# Rapidly scalable platforms for direct in vivo screening of functional drivers in lethal cancers

> **NIH NIH R33** · YALE UNIVERSITY · 2021 · $407,025

## Abstract

Project Summary: Cancer is a major cause of death worldwide with outstanding challenges for a cure. Such
challenges are primarily due to the nature of tumor heterogeneity and evolvability. Thus, the ability to generate
unbiased, quantitative and causal maps of functional drivers and their combinations in native tumor
microenvironment is a key to accelerate therapeutic discovery. To date, little has been done to
comprehensively and combinatorially test which of the mutations identified in human patients can indeed
functionally drive tumorigenesis of normal cells in native organs. The major barriers include accurate delivery,
precise genome manipulation, efficient massively parallel perturbation, and unbiased, high-sensitivity
quantitative readout, all of which have to be achieved simultaneously in the native tissue microenvironment.
We recently established a novel approach named Pooled AAV Screen with Targeted Amplicon Sequencing
(PASTAS) for direct in vivo screening of causative cancer drivers and combinations. This method generates
precision models of cancer that (1) spontaneously develop from tumor-originating cells in the native organ
microenvironment, (2) develop in fully immunocompetent animals and preserve the immune microenvironment,
(3) genetically mimic significant mutations found in patients, (4) closely mimic the histopathology of human
disease and clinical features, (5) encompass high degree of genetic and cellular heterogeneity, (6) offer
flexibility to target any choice of target genes and rapidly scalable as pooled mutant screens, and (7) is easy to
use by the community.

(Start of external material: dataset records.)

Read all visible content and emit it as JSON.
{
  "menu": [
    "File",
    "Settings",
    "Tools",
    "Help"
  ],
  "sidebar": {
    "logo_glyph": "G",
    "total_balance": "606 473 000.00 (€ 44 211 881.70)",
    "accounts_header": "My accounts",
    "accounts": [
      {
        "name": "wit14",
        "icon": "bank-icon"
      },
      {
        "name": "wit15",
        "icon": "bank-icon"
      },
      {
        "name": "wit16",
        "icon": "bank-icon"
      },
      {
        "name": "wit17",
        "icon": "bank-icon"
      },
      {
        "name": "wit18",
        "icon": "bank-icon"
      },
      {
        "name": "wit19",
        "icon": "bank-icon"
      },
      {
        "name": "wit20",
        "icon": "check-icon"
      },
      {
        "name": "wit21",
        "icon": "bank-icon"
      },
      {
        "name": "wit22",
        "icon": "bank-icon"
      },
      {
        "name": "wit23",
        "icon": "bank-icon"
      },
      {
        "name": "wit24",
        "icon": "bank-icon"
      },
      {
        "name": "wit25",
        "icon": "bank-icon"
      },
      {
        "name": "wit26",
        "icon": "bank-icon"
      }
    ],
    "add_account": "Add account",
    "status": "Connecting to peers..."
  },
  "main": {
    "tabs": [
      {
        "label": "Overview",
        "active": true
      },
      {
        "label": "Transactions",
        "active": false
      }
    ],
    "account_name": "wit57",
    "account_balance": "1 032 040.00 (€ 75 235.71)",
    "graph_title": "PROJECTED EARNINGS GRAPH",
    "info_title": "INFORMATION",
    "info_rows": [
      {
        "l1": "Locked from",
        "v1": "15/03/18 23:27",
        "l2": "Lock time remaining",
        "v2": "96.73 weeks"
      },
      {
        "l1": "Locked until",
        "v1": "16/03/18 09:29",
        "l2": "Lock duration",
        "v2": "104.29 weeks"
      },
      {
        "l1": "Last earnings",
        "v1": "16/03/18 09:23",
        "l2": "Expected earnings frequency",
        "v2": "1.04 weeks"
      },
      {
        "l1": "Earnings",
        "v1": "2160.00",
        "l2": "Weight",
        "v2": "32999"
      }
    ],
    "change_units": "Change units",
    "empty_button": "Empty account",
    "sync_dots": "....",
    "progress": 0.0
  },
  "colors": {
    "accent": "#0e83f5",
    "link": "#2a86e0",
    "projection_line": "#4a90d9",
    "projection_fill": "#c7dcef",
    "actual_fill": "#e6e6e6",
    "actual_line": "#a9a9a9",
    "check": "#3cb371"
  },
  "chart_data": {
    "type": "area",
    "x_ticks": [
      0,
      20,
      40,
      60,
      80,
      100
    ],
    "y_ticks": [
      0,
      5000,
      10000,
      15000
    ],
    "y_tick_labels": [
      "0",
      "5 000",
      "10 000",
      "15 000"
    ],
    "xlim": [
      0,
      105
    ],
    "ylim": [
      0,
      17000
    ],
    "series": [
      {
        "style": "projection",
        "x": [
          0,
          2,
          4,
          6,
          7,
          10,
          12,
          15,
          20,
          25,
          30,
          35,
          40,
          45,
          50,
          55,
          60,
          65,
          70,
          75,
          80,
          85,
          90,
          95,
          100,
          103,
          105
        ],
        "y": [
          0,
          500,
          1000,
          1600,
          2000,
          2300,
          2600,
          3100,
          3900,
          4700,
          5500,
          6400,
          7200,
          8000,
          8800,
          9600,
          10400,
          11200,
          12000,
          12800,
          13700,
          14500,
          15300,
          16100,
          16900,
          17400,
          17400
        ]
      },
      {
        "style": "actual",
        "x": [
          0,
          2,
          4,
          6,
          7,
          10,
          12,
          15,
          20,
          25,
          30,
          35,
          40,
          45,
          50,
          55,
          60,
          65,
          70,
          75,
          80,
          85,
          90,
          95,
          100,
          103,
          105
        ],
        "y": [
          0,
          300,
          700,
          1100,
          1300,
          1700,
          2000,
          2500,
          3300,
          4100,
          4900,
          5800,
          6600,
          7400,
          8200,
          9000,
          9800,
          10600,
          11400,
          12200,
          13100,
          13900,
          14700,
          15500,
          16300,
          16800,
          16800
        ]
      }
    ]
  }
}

In this study, we will conduct advanced development, robust validation and full
establishment of this screening system. We will first establish technical parameters for optimal performance of
this technology by quantitative measurements using independent patient cohorts with two lethal cancer types:
glioblastoma and liver hepatocellular carcinoma. Then, we will extend the utility for causative driver discovery
in therapeutic settings. Finally, we will advance the development of a lentiviral vector-based orthogonal
approach to open up larger screening capabilities. Such screening systems and models will enable rapid
identification of causative factors that directly drive transformation of healthy cells, tumor initiation, progression
and therapeutic responses to treatments. More importantly, compared to existing alternatives, the fully
immunocompetent setting allows robust pre-clinical testing of immunotherapies, in genetically matched animal
avatars, as well as screening for genes that modulate the response to these therapies. Outcome and impact:
This R33 will deliver optimized and validated PASTAS / PLeSTASS systems to link causative genes to
oncogenesis in native TME; to enable autochthonous immunotherapy screen in fully immunocompetent setting
for identification of targets that modulate the response to these life-saving drugs; and to share resources and
protocols...

## Key facts

- **NIH application ID:** 10129308
- **Project number:** 5R33CA225498-03
- **Recipient organization:** YALE UNIVERSITY
- **Principal Investigator:** Sidi Chen
- **Activity code:** R33 (R01, R21, SBIR, etc.)
- **Funding institute:** NIH
- **Fiscal year:** 2021
- **Award amount:** $407,025
- **Award type:** 5
- **Project period:** 2019-04-01 → 2022-03-31

## Primary source

NIH RePORTER: https://reporter.nih.gov/project-details/10129308

## Citation

> US National Institutes of Health, RePORTER application 10129308, Rapidly scalable platforms for direct in vivo screening of functional drivers in lethal cancers (5R33CA225498-03). Retrieved via AI Analytics 2026-05-24 from https://api.ai-analytics.org/grant/nih/10129308. Licensed CC0.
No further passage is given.